According to the tracker 13,851 people finished the race. 20,000 registered. People sign up knowing they are going to fail. They know they’ll make a cutoff, maybe two if they are lucky but that’s it. Talking to the rescue bus guys they will finish it one day. And if they don’t? Ah what the hell, they tried. And maybe that’s how I should look at my first DNF (other than a parkrun). I will complete The Comrades one day. And if I don’t? What the hell, I tried. Did I finish? No. Did I have the Comrades experience? Definitely, as much if not more than I would if I had run further, maybe even to the end. The Comrades truly is The Ultimate Human Race, I do believe they got that slogan spot on. It is the most humbling experience watching people looking after strangers, wishing them well, cheering them on despite knowing they won’t make the next cut off, let alone the finish. The camaraderie was astonishing and will stay with me forever.
Would I recommend The Comrades? Absolutely. Just be prepared for it to take everything that you are.

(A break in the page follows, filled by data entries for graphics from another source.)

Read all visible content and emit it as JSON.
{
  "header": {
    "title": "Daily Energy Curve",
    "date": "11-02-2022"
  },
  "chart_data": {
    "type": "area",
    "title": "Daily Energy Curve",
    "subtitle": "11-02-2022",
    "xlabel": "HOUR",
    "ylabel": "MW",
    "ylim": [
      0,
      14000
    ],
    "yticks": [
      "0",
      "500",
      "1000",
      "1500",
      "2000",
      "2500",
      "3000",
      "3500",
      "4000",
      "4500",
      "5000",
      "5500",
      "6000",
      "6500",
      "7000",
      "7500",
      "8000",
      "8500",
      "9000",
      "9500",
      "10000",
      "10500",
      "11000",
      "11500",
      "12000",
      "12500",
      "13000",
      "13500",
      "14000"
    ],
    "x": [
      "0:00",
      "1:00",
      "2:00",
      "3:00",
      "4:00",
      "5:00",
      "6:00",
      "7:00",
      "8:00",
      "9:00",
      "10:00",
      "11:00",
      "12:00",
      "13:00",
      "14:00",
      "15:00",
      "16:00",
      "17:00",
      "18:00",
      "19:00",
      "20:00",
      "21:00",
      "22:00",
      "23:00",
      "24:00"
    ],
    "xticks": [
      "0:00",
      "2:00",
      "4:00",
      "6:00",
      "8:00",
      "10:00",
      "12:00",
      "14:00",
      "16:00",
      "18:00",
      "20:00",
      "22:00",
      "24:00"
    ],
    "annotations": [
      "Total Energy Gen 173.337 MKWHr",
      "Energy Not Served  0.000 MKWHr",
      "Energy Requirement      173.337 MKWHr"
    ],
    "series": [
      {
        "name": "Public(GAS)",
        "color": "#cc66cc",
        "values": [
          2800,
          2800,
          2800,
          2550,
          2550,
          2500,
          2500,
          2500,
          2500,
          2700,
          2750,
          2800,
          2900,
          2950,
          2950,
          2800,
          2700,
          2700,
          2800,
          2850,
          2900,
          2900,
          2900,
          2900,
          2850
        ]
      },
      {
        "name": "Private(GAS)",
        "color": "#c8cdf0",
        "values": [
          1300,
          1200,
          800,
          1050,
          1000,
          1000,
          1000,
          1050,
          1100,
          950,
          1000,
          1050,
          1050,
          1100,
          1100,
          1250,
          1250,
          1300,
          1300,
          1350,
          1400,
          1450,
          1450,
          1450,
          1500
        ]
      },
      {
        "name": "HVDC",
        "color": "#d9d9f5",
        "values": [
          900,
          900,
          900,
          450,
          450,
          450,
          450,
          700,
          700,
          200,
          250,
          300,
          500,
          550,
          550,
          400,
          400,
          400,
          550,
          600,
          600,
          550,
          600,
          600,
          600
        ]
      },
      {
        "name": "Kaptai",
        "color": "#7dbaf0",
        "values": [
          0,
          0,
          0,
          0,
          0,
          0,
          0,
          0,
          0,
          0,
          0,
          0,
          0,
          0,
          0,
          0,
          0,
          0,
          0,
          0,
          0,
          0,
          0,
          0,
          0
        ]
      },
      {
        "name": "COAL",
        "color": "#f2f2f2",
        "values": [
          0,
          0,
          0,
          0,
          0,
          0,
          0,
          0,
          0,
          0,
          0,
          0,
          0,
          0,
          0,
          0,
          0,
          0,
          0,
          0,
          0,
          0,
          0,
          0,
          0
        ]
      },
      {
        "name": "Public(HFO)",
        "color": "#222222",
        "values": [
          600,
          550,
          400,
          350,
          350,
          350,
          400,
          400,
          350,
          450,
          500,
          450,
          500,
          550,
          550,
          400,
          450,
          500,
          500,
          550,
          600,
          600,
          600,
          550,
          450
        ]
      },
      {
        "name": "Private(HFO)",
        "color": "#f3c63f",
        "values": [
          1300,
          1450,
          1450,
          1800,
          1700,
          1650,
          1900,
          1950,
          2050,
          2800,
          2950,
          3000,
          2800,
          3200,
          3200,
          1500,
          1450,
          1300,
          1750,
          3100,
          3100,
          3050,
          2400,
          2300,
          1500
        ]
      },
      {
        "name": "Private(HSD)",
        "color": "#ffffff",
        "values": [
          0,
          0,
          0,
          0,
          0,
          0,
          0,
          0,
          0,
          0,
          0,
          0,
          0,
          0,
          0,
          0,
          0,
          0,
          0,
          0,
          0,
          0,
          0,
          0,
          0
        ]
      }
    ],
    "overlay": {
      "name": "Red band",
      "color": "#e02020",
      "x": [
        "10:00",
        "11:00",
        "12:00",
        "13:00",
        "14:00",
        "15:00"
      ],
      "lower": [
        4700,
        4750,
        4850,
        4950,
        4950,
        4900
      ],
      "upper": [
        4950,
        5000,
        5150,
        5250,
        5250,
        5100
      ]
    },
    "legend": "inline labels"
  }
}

Would I run The Comrades again? Absolutely. Just not next year unless (insert caveat here! If there is a group from the UK going, who can become our own little “bus”, or if I somehow become an ambassador and promote the hell out of this beauty for the next year). I would also prefer an attempt at the down. And, despite not getting a medal, or a patch to sew on my kit bag, I can say that I have run The Comrades, I just haven’t finished yet.
NEXT UP (Osteo permitting)
The Beat the Boat 10K Windsor.
I have since seen the Osteo in Cape Town, had an assessment, a massage, acupuncture, manipulation, and he believes I tore my cartilage at KM20. He says I can run, but to rest and exercise (squats!) and to think about lowering my distances to elongate my running life. I guess we need to assess it all some time in the future, but right now I need to hold my head up and wear my race tee with pride.

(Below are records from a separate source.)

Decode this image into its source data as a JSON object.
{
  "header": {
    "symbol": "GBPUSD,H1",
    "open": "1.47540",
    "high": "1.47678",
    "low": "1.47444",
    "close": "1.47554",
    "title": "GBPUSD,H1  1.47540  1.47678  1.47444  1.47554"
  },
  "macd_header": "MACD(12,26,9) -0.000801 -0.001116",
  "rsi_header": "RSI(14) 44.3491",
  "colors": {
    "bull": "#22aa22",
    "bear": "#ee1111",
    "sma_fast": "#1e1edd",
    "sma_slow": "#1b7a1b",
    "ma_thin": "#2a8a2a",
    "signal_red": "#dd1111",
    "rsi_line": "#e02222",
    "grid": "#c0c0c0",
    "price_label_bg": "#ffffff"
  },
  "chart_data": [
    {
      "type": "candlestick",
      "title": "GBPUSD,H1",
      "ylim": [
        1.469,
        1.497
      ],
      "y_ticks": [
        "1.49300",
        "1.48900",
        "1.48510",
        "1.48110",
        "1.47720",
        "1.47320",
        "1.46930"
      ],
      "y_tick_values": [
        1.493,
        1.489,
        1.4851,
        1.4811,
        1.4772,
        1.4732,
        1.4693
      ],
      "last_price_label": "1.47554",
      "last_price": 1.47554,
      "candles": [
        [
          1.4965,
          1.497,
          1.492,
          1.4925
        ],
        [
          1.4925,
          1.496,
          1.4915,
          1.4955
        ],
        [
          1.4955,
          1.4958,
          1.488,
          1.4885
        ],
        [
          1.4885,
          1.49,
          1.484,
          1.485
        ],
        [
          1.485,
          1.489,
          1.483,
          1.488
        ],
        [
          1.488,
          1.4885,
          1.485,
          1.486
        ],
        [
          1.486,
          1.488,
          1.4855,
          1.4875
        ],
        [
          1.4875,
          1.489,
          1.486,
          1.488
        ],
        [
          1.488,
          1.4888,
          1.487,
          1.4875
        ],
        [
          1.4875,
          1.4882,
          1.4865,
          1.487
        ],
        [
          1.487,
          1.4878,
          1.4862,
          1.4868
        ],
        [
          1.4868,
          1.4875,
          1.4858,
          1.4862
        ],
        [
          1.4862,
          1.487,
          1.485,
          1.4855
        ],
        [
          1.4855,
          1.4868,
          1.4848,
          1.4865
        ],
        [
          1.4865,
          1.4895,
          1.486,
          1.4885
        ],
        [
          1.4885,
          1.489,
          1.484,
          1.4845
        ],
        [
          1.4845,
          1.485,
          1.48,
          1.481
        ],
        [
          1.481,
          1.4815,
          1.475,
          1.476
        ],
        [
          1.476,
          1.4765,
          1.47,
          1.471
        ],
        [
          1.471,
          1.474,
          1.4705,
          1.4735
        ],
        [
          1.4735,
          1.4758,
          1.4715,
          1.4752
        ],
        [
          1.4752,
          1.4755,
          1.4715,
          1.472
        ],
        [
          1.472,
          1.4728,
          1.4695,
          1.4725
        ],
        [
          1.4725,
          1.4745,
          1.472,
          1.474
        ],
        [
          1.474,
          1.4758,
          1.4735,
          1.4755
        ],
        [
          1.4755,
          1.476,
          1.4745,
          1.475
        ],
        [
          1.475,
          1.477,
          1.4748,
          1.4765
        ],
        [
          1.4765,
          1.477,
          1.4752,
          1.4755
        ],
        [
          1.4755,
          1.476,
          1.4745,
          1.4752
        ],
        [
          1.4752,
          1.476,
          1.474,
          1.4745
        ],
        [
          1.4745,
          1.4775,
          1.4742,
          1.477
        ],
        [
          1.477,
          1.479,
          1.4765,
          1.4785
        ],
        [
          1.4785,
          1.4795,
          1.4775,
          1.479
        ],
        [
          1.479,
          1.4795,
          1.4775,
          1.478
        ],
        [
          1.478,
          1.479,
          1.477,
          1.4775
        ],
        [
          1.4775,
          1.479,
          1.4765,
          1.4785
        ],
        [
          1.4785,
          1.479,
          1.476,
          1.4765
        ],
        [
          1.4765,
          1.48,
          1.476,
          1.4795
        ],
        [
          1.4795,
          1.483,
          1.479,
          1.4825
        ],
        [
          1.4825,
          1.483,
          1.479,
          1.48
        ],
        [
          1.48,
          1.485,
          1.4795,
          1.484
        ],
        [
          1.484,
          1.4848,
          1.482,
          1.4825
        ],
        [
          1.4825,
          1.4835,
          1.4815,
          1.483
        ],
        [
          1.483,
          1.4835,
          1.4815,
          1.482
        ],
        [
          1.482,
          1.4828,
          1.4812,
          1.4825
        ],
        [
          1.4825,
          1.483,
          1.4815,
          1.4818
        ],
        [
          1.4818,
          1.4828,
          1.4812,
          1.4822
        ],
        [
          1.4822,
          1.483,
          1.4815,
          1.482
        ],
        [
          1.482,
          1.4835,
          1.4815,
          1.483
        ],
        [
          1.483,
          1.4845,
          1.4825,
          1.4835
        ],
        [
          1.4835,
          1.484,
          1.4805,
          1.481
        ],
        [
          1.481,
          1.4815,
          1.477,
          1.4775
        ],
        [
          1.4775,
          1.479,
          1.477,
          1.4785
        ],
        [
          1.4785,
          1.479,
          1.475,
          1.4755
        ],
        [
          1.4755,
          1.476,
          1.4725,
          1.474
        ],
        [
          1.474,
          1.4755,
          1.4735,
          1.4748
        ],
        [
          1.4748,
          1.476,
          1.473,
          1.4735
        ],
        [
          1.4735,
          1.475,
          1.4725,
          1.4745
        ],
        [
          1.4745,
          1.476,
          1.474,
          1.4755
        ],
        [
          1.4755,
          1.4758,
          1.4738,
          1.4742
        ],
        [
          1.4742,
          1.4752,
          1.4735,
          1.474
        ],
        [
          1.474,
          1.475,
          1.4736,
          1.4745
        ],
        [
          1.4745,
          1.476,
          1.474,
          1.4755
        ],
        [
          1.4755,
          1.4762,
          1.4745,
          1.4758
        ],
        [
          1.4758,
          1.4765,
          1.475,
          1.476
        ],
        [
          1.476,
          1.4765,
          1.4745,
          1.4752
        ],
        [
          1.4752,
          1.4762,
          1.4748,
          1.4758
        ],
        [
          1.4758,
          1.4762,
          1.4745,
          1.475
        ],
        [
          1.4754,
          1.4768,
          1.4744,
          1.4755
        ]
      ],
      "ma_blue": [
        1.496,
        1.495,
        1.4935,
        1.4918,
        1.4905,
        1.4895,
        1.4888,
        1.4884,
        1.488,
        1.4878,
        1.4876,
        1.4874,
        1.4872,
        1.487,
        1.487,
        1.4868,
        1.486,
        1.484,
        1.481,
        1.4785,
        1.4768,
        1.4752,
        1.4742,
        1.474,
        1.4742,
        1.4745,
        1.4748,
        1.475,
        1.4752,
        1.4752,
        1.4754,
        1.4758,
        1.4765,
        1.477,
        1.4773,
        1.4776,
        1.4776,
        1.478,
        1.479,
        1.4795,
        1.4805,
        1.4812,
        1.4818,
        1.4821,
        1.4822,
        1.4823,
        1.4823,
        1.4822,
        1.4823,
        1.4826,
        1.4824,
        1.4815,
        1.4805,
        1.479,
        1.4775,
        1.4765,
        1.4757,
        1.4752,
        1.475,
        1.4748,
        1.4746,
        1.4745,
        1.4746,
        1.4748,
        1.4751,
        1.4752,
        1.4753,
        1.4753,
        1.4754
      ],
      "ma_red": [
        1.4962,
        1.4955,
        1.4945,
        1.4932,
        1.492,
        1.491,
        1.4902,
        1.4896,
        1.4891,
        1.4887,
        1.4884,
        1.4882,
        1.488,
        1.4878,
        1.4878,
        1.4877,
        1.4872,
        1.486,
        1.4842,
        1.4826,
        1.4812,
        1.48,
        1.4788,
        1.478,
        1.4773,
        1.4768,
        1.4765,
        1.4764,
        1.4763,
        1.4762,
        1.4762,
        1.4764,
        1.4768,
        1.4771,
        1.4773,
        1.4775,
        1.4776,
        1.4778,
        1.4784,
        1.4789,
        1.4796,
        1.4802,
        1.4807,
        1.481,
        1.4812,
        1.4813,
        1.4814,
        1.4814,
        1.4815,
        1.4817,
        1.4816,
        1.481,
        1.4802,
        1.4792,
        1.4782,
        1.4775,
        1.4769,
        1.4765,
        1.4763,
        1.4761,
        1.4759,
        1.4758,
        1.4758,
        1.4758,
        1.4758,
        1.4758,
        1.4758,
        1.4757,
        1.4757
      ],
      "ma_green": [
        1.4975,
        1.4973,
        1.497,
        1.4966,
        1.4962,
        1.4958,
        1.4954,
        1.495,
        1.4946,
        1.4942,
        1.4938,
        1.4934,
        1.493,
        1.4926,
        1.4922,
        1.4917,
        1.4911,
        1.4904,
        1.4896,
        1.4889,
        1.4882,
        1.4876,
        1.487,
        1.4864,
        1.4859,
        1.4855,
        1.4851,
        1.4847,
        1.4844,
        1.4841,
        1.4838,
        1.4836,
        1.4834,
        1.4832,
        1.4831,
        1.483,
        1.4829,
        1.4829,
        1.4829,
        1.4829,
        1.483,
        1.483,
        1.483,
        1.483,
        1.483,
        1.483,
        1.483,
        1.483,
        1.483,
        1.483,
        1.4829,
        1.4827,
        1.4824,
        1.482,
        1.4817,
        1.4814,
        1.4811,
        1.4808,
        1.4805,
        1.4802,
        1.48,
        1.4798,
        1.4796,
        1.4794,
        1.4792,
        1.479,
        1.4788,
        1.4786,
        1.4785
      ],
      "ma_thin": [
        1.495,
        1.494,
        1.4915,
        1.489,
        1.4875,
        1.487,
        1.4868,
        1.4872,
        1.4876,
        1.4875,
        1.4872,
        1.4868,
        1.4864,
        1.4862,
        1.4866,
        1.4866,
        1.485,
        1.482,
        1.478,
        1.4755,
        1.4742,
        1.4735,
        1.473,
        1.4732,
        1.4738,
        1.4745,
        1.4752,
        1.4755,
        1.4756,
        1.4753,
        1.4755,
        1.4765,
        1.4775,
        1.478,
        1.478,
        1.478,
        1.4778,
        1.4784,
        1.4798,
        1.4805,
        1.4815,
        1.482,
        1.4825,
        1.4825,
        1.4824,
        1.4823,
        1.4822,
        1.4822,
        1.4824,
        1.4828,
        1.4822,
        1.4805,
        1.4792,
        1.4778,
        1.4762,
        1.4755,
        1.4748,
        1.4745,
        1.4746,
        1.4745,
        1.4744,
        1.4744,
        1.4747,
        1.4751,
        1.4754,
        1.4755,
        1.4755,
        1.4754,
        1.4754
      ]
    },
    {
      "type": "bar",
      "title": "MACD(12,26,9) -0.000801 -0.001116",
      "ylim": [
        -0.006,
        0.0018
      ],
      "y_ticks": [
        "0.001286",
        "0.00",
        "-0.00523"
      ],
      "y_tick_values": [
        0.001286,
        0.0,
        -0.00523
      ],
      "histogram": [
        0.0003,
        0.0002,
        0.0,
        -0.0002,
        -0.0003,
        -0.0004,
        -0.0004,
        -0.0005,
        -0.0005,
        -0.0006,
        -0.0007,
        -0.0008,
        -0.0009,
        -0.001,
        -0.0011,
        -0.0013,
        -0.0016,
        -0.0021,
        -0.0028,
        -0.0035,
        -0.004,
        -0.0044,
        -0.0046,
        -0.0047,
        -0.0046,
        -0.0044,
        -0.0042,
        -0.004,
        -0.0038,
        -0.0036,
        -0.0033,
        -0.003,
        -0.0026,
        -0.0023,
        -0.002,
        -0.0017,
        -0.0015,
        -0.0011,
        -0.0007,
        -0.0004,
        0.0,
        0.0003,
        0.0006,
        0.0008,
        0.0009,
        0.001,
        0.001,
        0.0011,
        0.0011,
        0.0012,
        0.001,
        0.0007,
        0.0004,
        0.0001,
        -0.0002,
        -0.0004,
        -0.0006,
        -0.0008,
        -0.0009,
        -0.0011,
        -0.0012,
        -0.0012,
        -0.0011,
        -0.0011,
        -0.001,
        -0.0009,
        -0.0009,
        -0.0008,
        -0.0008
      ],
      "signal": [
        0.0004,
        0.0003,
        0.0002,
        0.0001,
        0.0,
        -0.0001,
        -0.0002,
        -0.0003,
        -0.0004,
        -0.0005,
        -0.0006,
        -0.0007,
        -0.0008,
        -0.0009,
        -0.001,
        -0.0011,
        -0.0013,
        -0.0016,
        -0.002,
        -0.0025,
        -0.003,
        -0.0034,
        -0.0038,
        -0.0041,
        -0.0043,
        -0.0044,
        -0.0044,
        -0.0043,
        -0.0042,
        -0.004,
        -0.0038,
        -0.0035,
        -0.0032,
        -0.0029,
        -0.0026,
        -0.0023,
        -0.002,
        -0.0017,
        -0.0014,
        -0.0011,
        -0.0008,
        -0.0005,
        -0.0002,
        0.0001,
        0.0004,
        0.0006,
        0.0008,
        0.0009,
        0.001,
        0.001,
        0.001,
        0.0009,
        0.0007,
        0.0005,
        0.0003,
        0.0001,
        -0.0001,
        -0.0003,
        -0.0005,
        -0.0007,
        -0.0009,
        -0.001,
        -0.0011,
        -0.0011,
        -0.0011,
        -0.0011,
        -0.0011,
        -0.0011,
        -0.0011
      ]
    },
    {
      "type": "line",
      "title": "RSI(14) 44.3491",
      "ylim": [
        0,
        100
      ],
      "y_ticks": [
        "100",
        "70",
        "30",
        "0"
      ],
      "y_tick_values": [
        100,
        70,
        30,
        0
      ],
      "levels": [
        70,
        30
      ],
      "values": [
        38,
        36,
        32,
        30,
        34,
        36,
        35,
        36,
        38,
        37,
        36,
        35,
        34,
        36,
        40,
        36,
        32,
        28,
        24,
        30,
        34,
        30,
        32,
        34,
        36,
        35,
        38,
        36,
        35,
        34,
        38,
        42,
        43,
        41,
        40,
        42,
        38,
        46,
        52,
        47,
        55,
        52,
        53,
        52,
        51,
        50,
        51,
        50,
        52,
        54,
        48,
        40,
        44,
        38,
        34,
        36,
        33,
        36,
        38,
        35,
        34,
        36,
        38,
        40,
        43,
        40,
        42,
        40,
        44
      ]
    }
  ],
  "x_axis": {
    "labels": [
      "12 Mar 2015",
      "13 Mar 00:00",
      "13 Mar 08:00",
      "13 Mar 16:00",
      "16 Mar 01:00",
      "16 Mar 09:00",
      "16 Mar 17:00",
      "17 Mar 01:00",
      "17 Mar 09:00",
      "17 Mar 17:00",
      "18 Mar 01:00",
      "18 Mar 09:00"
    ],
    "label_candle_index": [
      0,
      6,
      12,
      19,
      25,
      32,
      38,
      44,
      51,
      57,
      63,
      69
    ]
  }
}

Jeff Mitchell and I had a conversation a few Christmases back. We were both hunting for the race that puts you on your knees, but then you gird your loins, get up and keep going. A race where you believe it has beaten you but then you soldier on and pull through, giving every last ounce of yourself to cross the line and finish and it gives you that ultimate sense of achievement. Well, mate, I think I found one.